Bank of America: A lot of work for the new government, but the markets are on its side
“Markets were looking for a stable and strong government that can implement the broad reforms needed and take full advantage of EU funds after the elections, and this is exactly what we have now,” Athanassios Vamvakidis, managing director, head of G10 FX strategy in Bank of America Merrill Lynch, said in statements to “Naftemporiki”.
“Clearly a very positive outcome for Greek assets, as they are now fully pricing an upgrade to investment grade, hopefully by the end of the year. Yields on Greece are down to pre-crisis levels, but Greek stocks could have more upside room. Investment in the economy has improved in recent years but remains below pre-crisis levels and there is still room for improvement. As the prime minister said after the elections, the new government has a lot of work to do. Markets are on their side during this extremely important effort,” he underlined.

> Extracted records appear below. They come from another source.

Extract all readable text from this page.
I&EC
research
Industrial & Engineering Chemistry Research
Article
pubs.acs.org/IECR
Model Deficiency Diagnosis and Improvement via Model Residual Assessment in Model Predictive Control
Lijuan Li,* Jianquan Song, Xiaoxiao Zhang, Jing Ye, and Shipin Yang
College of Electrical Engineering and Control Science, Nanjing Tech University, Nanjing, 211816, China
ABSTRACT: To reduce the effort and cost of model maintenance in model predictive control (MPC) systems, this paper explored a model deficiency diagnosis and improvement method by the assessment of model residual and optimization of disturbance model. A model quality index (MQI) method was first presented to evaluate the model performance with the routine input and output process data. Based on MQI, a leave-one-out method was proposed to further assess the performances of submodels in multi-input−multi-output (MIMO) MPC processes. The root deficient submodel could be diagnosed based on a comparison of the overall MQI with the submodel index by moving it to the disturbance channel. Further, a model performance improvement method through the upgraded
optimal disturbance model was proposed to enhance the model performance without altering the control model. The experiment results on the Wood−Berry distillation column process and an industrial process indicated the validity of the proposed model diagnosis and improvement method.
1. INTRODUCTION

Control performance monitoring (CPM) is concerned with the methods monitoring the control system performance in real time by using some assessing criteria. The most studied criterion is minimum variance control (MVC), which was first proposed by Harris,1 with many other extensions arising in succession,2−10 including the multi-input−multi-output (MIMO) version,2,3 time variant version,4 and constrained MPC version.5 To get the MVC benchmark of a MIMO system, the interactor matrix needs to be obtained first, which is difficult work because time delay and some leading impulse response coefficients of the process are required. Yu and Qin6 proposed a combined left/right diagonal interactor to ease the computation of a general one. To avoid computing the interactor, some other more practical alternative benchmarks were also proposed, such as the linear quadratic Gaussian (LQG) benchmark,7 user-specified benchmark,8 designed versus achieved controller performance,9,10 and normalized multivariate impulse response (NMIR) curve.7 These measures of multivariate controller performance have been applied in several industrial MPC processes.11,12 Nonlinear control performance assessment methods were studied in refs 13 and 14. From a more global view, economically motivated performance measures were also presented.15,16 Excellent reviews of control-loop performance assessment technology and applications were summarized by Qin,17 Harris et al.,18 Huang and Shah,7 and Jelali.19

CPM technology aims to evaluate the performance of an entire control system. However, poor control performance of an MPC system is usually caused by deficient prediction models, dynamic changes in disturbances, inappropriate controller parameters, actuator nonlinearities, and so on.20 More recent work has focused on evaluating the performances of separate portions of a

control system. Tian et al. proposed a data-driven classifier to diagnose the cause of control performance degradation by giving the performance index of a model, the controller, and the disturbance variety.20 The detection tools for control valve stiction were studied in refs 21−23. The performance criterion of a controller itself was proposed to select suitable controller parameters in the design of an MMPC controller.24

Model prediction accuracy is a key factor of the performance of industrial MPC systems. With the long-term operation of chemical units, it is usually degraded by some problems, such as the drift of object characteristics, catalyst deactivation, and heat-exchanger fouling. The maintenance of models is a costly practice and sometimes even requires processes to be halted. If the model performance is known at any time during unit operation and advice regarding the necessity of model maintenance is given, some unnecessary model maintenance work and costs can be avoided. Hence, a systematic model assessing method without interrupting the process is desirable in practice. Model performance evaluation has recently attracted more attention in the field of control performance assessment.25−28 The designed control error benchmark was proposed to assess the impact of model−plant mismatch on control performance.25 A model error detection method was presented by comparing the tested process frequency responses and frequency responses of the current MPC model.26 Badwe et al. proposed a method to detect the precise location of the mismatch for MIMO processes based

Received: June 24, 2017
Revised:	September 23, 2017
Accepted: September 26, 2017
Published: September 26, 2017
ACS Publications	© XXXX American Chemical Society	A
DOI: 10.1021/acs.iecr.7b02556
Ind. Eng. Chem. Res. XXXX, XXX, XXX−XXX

Moody’s: Election result is credit positive
Moody’s said that the outcome of the elections and the outright majority of New Democracy is credit positive, underlining that it paves the way for the continuation of fiscal and economic policy. “The continued focus on improving the business climate and the health of the banking sector, combined with the implementation of the milestones and reforms within the framework of the National Recovery Plan of Greece, will support economic growth.”
DBRS: Greece’s election result secures policy continuity
The election results will most likely bring another period of political stability to Greece and secure policy continuity, allowing the new government to implement reforms and investments. The majority government will provide legislative stability at a time when Greece hopes to manage its EU funds to boost economic prospects. Furthermore, reforms in the health and justice system, reducing inequality, and setting new policies to deal with Greece’s ageing population – including by establishing a new Ministry of Social Cohesion and Family dedicated to the demographic issue – appear to be high on the new government’s agenda. “Greece’s election result secures policy continuity,” said Nichola James, Co-Head of Global Sovereign Ratings.
“The continuation of structural reforms and growth-enhancing investments, within a framework of fiscal discipline, could continue to help improve Greece’s creditworthiness.”